Por Jorge Alcocer para Voz y Voto
En los años que han transcurrido del actual sexenio hemos visto, de manera casi tangible, la restauración de las formas más anacrónicas y extremas del presidencialismo autoritario. Contra toda previsión, la restauración se produjo de manera rápida y profunda al influjo de dos hechos: la recuperación de la mayoría absoluta por el partido gobernante en ambas Cámaras del Congreso de la Unión, y la casi desaparición de las nociones básicas de lo que es el gobierno, en tanto que praxis colegiada, suplantada por la voluntad de un solo hombre, el presidente de la República.
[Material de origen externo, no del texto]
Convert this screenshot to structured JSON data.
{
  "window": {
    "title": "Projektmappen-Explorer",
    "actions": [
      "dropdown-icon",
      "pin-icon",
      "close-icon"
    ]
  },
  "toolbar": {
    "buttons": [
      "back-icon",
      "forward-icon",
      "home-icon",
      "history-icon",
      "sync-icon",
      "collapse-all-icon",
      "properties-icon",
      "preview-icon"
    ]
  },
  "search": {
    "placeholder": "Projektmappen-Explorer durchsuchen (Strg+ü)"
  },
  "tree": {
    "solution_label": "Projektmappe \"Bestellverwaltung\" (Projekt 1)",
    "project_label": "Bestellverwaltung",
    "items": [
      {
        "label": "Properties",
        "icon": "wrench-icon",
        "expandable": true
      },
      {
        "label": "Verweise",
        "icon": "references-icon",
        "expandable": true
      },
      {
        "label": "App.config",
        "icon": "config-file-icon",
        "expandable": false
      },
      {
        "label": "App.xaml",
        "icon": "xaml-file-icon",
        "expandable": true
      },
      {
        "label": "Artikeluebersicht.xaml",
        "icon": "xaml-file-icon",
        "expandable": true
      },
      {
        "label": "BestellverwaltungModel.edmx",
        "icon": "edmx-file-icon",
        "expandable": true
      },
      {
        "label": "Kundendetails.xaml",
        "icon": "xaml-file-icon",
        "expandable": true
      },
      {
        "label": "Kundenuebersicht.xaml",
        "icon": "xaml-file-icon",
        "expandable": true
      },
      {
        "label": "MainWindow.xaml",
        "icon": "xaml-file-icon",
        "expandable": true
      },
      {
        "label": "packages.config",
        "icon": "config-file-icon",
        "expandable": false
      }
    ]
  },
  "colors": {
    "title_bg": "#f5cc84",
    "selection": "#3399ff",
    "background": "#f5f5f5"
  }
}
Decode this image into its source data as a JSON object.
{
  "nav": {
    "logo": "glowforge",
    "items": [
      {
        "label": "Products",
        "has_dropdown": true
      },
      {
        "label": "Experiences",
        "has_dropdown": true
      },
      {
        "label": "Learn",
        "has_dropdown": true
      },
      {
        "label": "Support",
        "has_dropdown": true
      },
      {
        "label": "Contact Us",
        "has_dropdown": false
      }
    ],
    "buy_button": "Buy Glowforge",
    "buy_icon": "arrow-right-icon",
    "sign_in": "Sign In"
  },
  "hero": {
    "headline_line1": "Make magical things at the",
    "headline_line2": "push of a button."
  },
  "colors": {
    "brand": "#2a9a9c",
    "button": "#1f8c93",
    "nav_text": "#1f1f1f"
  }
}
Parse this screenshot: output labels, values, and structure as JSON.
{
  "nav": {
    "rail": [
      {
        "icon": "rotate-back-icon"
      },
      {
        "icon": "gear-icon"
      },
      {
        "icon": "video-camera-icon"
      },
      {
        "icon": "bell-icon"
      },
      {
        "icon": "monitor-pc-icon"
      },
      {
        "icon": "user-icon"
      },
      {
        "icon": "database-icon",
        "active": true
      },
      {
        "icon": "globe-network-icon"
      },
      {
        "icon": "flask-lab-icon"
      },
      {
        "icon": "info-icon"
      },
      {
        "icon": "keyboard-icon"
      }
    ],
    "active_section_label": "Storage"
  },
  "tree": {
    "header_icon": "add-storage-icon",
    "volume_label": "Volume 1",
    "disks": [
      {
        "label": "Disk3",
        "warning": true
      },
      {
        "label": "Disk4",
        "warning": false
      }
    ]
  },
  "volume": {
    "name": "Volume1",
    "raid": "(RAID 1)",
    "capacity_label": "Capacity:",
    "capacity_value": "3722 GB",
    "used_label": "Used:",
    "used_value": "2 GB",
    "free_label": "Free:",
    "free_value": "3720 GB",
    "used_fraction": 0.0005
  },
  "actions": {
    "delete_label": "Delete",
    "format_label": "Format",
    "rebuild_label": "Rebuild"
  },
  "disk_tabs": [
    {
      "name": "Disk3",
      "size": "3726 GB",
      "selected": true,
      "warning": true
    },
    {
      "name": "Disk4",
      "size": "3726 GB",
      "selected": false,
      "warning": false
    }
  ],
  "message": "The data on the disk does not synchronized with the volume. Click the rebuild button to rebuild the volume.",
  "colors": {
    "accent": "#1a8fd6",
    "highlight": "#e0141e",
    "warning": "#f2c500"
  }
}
La demolición sistemática de normas e instituciones ha sido la constante en los años del obradorismo. El culto a la personalidad, o a la falta de ella, se enmascara en la cháchara hueca de una “cuarta transformación” que postula colocar a su jefe y guía a la altura de Hidalgo, Juárez y Madero. Los sueños de grandeza del inquilino de Palacio han derivado en delirio de persecución. Quien no está con él, esta contra él.
Quienes pensamos que desde adentro del gobierno obradorista sería posible encauzar una transformación democrática y con sentido social del gobierno, poner alto a la corrupción y recuperar la seguridad pública, a lo más que llegamos fue a detener, o atemperar, en un primer momento, los reflejos destructivos del jefe de la 4T. El espacio para la moderación se cerró de manera abrupta después de la elección intermedia de 2021, cuyo resultado fue leído como aviso premonitorio, o como dolorosa derrota en el caso de la Ciudad de México.
“Me voy a radicalizar”, fue la expresión con la que -cuentan algunos- López Obrador explicó a sus allegados el viraje que puso en práctica a partir de mediados del 2021. Desde entonces no ha dejado pasar semana sin declarar o hacer algo para extremar la polarización, cohesionar a sus huestes y dividir a sus adversarios. En la 4T de fin de sexenio no hay lugar para los débiles, menos aún para los críticos o disidentes. La lealtad al líder tiene como forma única de expresión repetir, cual eco distorsionado, lo que de su boca sale. La anticipada sucesión presidencial semeja el juego pueril, lo que hace la mano hace la tras.
En ese contexto, la tardía y contrahecha reforma electoral fue presentada como un escalón final del radicalismo. Los sacerdotes de la 4T requieren demonios para exorcizar. El INE fue convertido en uno de ellos. Cabe suponer que en los cálculos del presidente y su círculo más cercano nunca estuvo alcanzar los votos para sacar adelante su iniciativa de reforma constitucional electoral, que proponía, entre otras ocurrencias, desaparecer el INE. En cambio, si parecen haber confiado en que, con una pequeña ayuda de cuatro votos, en la Corte salvarían su plan B, aprobado por la mayoría a troche y moche.
Ese cálculo fue el que ayer se empezó a derrumbar. Las presiones y descalificaciones lanzadas desde el gobierno y sus voceros contra las y los ministros de la SCJN, salvo las dos que le son fieles hasta la ignominia, tuvieron un efecto contrario al que sus autores pretendían alcanzar. Ante la prepotencia y groserías del Poder Ejecutivo, la cabeza del Poder Judicial se levantó y puso un primer alto al abuso de la mayoría. Las reacciones inmediatas desde Bucareli y Morena son una expresión extrema del desvarío autoritario que marca el fin de sexenio.
Falta la segunda parte de este episodio. El Plan B no ha sido derrotado por completo. En los próximos días será el debate y votación del proyecto del ministro Laynez sobre el paquete que integran cuatro leyes electorales, aprobadas en la misma sesión de la Cámara de Diputados que ayer fue considerada violatoria de los principios constitucionales que rigen el funcionamiento del Poder Legislativo. Esas reformas están suspendidas, pero aún penden, como espada de Damocles, sobre el sistema electoral que entre todos edificamos a lo largo de casi medio siglo.
Por eso es necesario mantener el respaldo social y de opinión pública a la SCJN -como institución, y a los 9 ministros y ministras que con sus argumentos y votos ayer, 8 de mayo, reivindicaron, para bien de México, la dignidad del Poder Judicial y su función de garantes de la vigencia y vigor del orden constitucional.
Que la división y equilibrio de poderes establecido en nuestra Constitución sea el límite infranqueable del autoritarismo.